Не знаю почему, но я безошибочно чувствовал, что именно тут способна родится иль, может быть, обновиться легенда. Окончательно разуверившись в расхожих, общеупотребительных смыслах, я теперь уповал на легенду, – не то чтоб за ней охотился, подобно ученому-фольклористу, но был уверен, что она сама меня настигнет, или, верней, я расслышу ее зов меж толков, сплетен, рекламы, политических лозунгов и всевозможных видов нынешней дезинформации. Только надо чутко прислушиваться, – иногда ведь (не всегда ли?), мы знаем, судьбу человечества решает тихое, притом необходимое, долгожданное слово, прозвучавшее чуть не шепотом где-нибудь в захолустье, на самой окраине цивилизации.
Да, подчас мне кажется – все легенды уже так давно сложены, что словно существуют от века, и любая новизна нынче будет ложной. Даже теперь объявись, встань во весь рост посреди измельчавшего мира, полновесный гений, действительный, как в былые века, титан мысли, духа и творчества, он лишь ввергнет нас в тягостную мороку очередных соблазнов. (Любую проповедь мы сами же и переврем.) Думаю, наш будто угасающий мир, загроможденный напрасными формами, может освежить только искреннее до конца чувство. Если и гений, то обладающий единственным даром – полного чистосердечия, который сумеет разбудить задремавшую легенду во всем ее величье. Причем не в слове – витийстве или даже пророчестве, а именно поступком. Каким именно? Если б я знал, сам давно растеряв природное чистосердечие, от которого сохранилось только чутье на фальшь и к ней полное отвращение. Это очень важное свойство, учитывая, что нынешний мир полон всякого рода фальшивок, подвохов и каверз. Вероятно, именно этот край избрала моя душа, поскольку, кроме дивной красоты, ощутила его сокровенную правдивость. Понимаю, что это звучит не слишком-то внятно. Говорят, дневник помогает дисциплинировать мысль, в чем с годами я все больше нуждаюсь. Надеюсь, так и будет, но пока она остается столь же расхлябанной и своевольной, – все норовит сбиться на второстепенное, – какой сделалась в последние время. (Кстати или некстати вспомнил, как мой приятель физик с помощью не такого уж сложного эксперимента взвесил человеческую мысль. Оказалось, меньше какого-то вшивого миллимикрона, а ведь способна как извратить мир, так и его повернуть лицом к истине.) Однако чувствую, во мне постепенно крепнет очень важная догадка, которую лучше б не вспугнуть неосторожным, преждевременным словом…
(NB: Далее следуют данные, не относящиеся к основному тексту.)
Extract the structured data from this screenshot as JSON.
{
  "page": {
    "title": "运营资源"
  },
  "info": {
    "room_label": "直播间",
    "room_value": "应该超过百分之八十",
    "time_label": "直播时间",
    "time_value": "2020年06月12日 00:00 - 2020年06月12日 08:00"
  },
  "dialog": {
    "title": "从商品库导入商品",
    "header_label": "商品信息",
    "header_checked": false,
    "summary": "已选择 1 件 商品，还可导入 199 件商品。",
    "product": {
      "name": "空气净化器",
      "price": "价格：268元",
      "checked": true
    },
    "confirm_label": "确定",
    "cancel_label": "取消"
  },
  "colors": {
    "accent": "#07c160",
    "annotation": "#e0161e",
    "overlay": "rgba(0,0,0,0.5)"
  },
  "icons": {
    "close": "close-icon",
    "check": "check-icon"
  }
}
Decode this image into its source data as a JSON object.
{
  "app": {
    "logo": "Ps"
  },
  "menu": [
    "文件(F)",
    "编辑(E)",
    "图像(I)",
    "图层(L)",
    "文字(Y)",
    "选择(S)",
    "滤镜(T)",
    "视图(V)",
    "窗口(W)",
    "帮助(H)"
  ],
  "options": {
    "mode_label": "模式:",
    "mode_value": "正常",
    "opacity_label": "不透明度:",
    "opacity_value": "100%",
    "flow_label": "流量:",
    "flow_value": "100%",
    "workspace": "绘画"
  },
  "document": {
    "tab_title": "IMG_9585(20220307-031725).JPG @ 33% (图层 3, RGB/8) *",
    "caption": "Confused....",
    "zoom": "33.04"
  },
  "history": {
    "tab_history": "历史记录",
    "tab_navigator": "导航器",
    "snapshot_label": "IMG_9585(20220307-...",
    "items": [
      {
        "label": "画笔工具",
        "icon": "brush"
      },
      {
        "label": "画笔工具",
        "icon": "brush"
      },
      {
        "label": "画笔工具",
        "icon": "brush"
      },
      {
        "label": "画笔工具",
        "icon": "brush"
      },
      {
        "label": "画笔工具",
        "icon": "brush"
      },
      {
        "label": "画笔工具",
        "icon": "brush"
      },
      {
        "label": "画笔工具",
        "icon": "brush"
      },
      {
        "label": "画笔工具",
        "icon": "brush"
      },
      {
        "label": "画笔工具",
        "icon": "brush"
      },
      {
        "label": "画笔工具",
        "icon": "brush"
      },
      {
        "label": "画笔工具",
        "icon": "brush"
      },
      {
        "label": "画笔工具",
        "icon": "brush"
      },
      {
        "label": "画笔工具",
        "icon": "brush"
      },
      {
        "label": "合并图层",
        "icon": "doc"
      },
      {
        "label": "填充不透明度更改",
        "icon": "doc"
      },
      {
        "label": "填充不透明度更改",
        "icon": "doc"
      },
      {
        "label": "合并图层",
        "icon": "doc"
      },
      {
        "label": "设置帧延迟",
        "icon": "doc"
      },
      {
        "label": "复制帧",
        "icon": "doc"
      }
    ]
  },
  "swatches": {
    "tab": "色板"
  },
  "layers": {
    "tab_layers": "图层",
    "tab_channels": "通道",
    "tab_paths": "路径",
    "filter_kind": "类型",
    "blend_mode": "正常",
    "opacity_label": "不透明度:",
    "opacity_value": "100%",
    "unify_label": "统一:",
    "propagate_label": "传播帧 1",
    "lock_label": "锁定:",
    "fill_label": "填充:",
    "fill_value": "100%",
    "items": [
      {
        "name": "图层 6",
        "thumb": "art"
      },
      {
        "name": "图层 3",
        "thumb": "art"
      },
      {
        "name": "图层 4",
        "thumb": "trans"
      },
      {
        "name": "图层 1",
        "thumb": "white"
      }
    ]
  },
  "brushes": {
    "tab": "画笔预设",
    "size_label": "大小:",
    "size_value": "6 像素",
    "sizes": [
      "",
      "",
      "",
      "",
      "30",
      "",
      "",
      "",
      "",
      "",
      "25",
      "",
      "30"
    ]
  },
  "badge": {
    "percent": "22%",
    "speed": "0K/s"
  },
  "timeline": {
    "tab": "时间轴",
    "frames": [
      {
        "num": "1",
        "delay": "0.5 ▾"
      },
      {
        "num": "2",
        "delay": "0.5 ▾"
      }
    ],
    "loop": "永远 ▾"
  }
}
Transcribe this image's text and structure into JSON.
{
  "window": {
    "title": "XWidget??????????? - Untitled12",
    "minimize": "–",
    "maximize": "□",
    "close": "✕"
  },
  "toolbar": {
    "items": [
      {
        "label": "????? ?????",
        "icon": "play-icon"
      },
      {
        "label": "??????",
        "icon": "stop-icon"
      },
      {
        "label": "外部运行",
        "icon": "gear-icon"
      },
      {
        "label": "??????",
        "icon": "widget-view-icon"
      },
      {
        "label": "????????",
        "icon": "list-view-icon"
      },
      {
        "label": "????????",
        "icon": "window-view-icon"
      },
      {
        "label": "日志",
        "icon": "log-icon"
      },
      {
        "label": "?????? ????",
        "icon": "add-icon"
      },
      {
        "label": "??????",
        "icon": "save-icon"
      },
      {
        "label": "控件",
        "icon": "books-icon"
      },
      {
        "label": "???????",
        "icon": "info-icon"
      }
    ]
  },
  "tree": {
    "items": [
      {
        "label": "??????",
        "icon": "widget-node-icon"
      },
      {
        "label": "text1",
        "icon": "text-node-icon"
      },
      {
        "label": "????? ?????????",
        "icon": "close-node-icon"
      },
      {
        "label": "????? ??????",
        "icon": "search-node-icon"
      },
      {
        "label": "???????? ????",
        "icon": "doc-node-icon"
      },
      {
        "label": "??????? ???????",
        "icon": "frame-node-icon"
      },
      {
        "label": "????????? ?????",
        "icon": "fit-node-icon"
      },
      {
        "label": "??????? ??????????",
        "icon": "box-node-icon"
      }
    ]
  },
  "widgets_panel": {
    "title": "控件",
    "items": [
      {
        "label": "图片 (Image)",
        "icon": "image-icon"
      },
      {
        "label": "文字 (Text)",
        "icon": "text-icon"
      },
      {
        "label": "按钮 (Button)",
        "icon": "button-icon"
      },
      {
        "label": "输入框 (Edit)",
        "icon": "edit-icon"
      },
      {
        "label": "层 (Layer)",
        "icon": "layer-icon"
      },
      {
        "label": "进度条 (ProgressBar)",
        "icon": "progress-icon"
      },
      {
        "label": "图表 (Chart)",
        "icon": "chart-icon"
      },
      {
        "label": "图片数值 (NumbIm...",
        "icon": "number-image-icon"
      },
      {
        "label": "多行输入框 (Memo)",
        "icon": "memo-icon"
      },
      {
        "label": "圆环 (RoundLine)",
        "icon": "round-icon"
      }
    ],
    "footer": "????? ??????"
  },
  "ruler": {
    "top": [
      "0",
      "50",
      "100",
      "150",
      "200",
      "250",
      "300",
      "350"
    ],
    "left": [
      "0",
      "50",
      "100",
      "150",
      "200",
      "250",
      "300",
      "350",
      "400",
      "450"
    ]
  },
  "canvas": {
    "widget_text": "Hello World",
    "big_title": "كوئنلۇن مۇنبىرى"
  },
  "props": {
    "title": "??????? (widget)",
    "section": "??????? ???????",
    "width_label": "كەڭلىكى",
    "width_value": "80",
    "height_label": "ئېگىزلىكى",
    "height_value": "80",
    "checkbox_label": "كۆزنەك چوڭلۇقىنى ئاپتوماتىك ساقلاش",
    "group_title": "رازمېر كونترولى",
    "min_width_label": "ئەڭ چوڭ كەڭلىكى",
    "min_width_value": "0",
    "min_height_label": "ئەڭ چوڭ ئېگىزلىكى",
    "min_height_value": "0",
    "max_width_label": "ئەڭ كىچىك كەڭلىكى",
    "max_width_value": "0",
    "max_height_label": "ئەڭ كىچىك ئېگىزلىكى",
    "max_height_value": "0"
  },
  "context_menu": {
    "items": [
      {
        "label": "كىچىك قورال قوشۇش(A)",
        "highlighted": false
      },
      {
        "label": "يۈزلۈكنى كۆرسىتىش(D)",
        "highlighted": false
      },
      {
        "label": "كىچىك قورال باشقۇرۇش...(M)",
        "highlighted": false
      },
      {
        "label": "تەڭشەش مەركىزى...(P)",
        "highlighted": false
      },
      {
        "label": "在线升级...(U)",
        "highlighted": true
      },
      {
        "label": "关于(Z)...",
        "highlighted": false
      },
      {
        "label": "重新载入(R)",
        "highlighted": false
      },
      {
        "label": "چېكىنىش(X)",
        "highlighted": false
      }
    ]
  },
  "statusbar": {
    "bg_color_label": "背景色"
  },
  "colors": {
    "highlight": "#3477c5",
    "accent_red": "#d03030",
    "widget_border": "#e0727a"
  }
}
Я здесь так часто выпадаю из современности, что даже перестал этому удивляться. Над сладкими взгорьями будто реют вековечные образы; как в совершенной памяти, все оставляет след. Наверное, потому так плодотворны и неожиданны ракурсы. По крайней мере, мне они тут кажутся богаче и разнообразней, чем в других местах. Не знаю, возможно, это моя иллюзия, но, кажется, тут образ явлений и событий чуть не целиком зависит от настроя чувств и точки зрения: какую-нибудь гостиничку или таверну можно легко перепутать с феодальным замком, – правда, понятие замка в этих краях слишком растяжимое, большинство из них мало чем отличаются от хижины зажиточного крестьянина. А медлительные ветряки на холмах, сменившие прежние мельницы, принять за не слишком, правда, злых великанов. И внешний облик местных коренастых и толстозадых селянок вдруг для меня начинает мерцать первозданной прелестью церковных примитивов.